Es liegt nun am Bundestrainer, das richtige Rezept zu finden. Er muss entscheiden, welche Fraktion sich durchsetzt. Münchens Toni Kroos zum Beispiel interpretiert Aggressivität offensichtlich dahingehend, dass er möglichst oft seinen Gegenspieler foult. Ansonsten gehören Pressing, also das frühe Angreifen des Gegners, wenn der versucht, ruhig das Spiel aufzubauen, und Gegenpressing, also das Verteidigen direkt nach einem Ballverlust, nicht zu seinen Hobbys. Aber vor allen die Spieler des BVB wirken in der Nationalmannschaft verloren. Innenverteidiger Mats Hummels spielte ungewohnt viele Fehlpässe, Marco Reus war bis zu seinem Tor überhaupt nicht zu sehen - und Marcel Schmelzer, mit den Dortmundern zuletzt in tragender Rolle zweimal Deutscher Meister, war völlig von der Rolle. Und hinterher dementsprechend geknickt, weil auch er weiß, dass bei allem Kudelmuddel die Position des linken Außenverteidigers die Problemseite in der DFB-Elf bleibt. "Mir fehlt diese Selbstsicherheit aus dem Verein, und dann ist es schwierig, im Eins-gegen-Eins zu bestehen."
Sorgen, dass er nun wieder aus der Mannschaft fliegt, muss sich der Dortmunder allerdings nicht machen. Abgesehen davon, dass Joachim Löw bereits zuvor versprochen hatte, dass er sich auch in den Qualifikationsspielen Mitte Oktober in Irland und gegen Schweden bewähren darf, bleiben dem Trainer nicht viele Möglichkeiten. "Man muss sehen.

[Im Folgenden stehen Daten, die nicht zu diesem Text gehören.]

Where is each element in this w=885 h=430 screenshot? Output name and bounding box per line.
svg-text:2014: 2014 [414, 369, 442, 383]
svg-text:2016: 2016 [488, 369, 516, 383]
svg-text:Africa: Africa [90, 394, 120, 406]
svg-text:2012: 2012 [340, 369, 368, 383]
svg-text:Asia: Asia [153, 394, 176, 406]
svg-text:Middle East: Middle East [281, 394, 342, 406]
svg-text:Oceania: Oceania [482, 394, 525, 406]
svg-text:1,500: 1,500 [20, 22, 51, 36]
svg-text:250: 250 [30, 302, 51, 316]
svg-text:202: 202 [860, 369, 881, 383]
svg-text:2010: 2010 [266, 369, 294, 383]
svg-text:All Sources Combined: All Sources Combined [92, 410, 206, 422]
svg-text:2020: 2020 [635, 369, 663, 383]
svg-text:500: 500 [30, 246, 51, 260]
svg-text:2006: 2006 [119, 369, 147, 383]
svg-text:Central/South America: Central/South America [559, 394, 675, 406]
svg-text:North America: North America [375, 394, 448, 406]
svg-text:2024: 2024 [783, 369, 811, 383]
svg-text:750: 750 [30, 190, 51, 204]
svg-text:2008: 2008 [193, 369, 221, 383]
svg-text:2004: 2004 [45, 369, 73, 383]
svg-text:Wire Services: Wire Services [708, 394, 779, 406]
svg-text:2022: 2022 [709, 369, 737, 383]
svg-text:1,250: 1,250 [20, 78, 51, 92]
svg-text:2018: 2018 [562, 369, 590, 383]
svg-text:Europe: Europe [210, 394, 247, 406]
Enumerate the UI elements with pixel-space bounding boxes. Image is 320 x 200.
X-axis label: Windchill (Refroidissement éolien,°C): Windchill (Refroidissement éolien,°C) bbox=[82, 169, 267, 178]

Wir haben links nicht allzu viele Alternativen. "Deswegen wird man weiter mit Marcel Schmelzer arbeiten und hoffen, dass er sich weiterentwickelt auf diesem internationalen Niveau" Das klang jetzt nicht restlos überzeugt. Aber Marcel Schmelzer ist auch nicht das Problem. Das Problem liegt zum großen Teil im System.